A detailed timeline released Sunday by the Obama Administration seems to have finally debunked Republican claims that a would-be terrorist clammed up after being read his Miranda rights informing him of his right to remain silent.


According to the timeline, Umar Farouk Abdulmutallab stopped talking about fifty minutes into his interrogation after his medical condition deteriorated as a result of severe burns incurred during an attempt to take down a jetliner outside Detroit.

The 23-year-old Nigerian man was detained at 12:03 p.m. on Christmas day after allegedly trying to blow up a plane en route from Amsterdam. He was taken to a University of Michigan hospital for treatment of second- and third-degree burns about thirty minutes later, at 12:45 p.m.

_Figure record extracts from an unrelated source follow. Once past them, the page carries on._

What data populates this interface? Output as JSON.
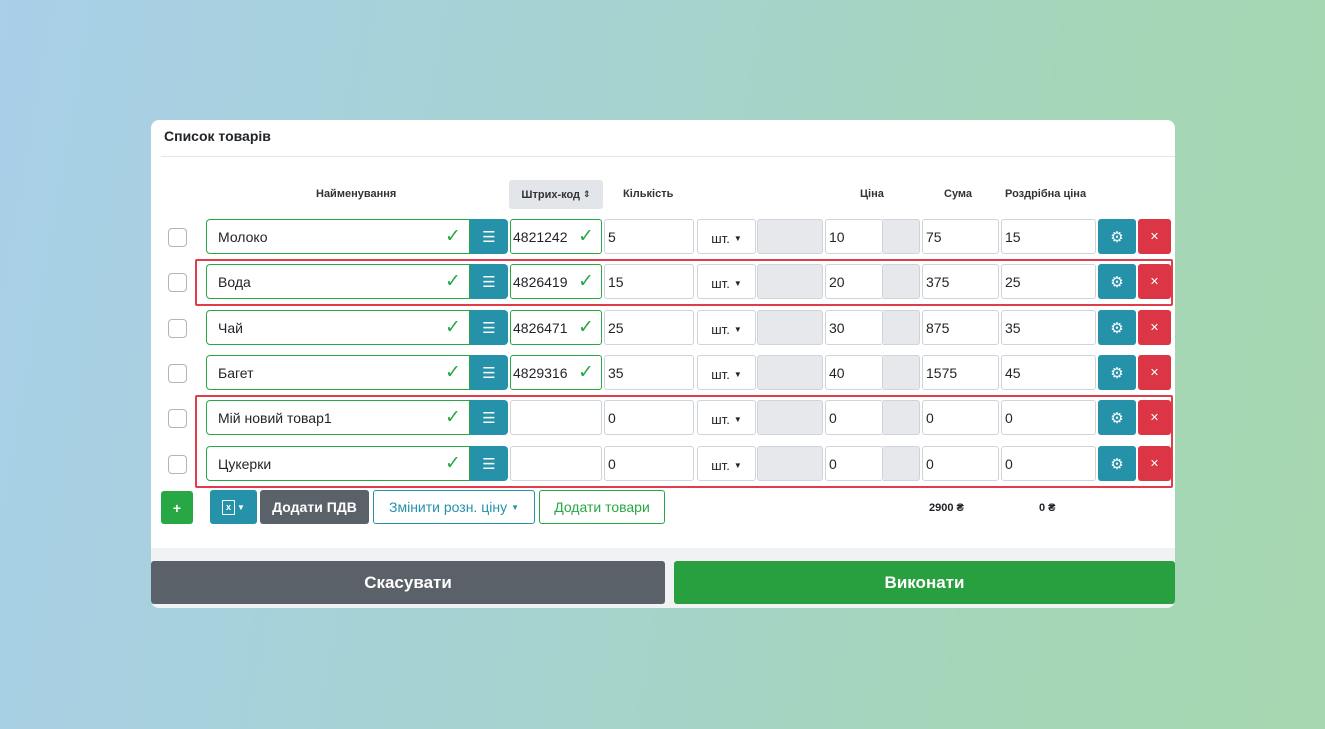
{
  "panel": {
    "title": "Список товарів"
  },
  "headers": {
    "name": "Найменування",
    "barcode": "Штрих-код",
    "quantity": "Кількість",
    "price": "Ціна",
    "sum": "Сума",
    "retail_price": "Роздрібна ціна"
  },
  "rows": [
    {
      "name": "Молоко",
      "barcode": "4821242",
      "quantity": "5",
      "unit": "шт.",
      "price": "10",
      "sum": "75",
      "retail": "15"
    },
    {
      "name": "Вода",
      "barcode": "4826419",
      "quantity": "15",
      "unit": "шт.",
      "price": "20",
      "sum": "375",
      "retail": "25"
    },
    {
      "name": "Чай",
      "barcode": "4826471",
      "quantity": "25",
      "unit": "шт.",
      "price": "30",
      "sum": "875",
      "retail": "35"
    },
    {
      "name": "Багет",
      "barcode": "4829316",
      "quantity": "35",
      "unit": "шт.",
      "price": "40",
      "sum": "1575",
      "retail": "45"
    },
    {
      "name": "Мій новий товар1",
      "barcode": "",
      "quantity": "0",
      "unit": "шт.",
      "price": "0",
      "sum": "0",
      "retail": "0"
    },
    {
      "name": "Цукерки",
      "barcode": "",
      "quantity": "0",
      "unit": "шт.",
      "price": "0",
      "sum": "0",
      "retail": "0"
    }
  ],
  "toolbar": {
    "add_label": "+",
    "add_vat_label": "Додати ПДВ",
    "change_retail_label": "Змінити розн. ціну",
    "add_goods_label": "Додати товари"
  },
  "totals": {
    "sum": "2900 ₴",
    "retail": "0 ₴"
  },
  "footer": {
    "cancel_label": "Скасувати",
    "submit_label": "Виконати"
  },
  "colors": {
    "accent_teal": "#2592aa",
    "success": "#28a745",
    "danger": "#dc3545",
    "secondary": "#5a6169",
    "highlight": "#e03c4a"
  },
  "icons": [
    "check-icon",
    "list-icon",
    "sort-icon",
    "caret-down-icon",
    "gear-icon",
    "close-icon",
    "excel-icon",
    "plus-icon"
  ]
}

"The first questioning of the suspect, which took place more than three hours after his arrest and without him being read his Miranda rights, ended after 50 minutes when doctors said his medical condition had deteriorated, according to the chronology," veteran investigative reporter Walter Pincus writes in Monday's Washington Post. When interrogation resumed, some five hours later, the Nigerian refused to answer further questions and was then read his Miranda rights."

The chronology appears to directly contradict Republican claims that Abdulmutallab only stopped speaking after he was read his rights.

On Sunday, GOP Sen. Lindsey Graham quipped, "It makes no sense to get a guy off an airplane who just tried to blow up the airplane and read him his rights within 50 minutes," and on Feb. 3, Senate Minority Leader Mitch McConnell questioned "why an al-Qaeda-trained terrorist fresh from Yemen and caught in the act of an attempt to blow up an airliner was handed over to a lawyer after a 50-minute interview."

Both claims are apparently untrue.

According to the report, the FBI's Detroit office assigned two agents to interrogate the suspect: one, a counterintelligence "agent with experience in Iraq and Afghanistan," and the second, "a specialist in bomb material." They begin questioning at about 3:30 p.m. at the hospital where Abdulmutallab is being treated, after speaking with doctors about his condition.

"After 50 minutes FBI agents end the questioning 'when doctors need to take him in for additional treatment because his medical condition has deteriorated,'" the chronology says.

Shortly thereafter, Abdulmutallab underwent surgery, which lasted roughly four hours.

At nine p.m., when he regains consciousness, he refuses to answer questions. Only then, the chronology says, is he read his Miranda rights, informing him of his right to remain silent.

The Administration's chronology aligns with testimony given by FBI Director Robert Mueller to Congress earlier this month.

"FBI Director Robert Mueller testified Tuesday that FBI agents questioned Abdulmutallab until he entered surgery, and that the suspect was not advised of his Miranda right to remain silent until after he emerged from surgery," CBS News wrote Feb. 3. "A federal law enforcement official, requesting anonymity to discuss an ongoing case, said the suspect made clear upon emerging from surgery he was going to stop talking and then was given his Miranda warning."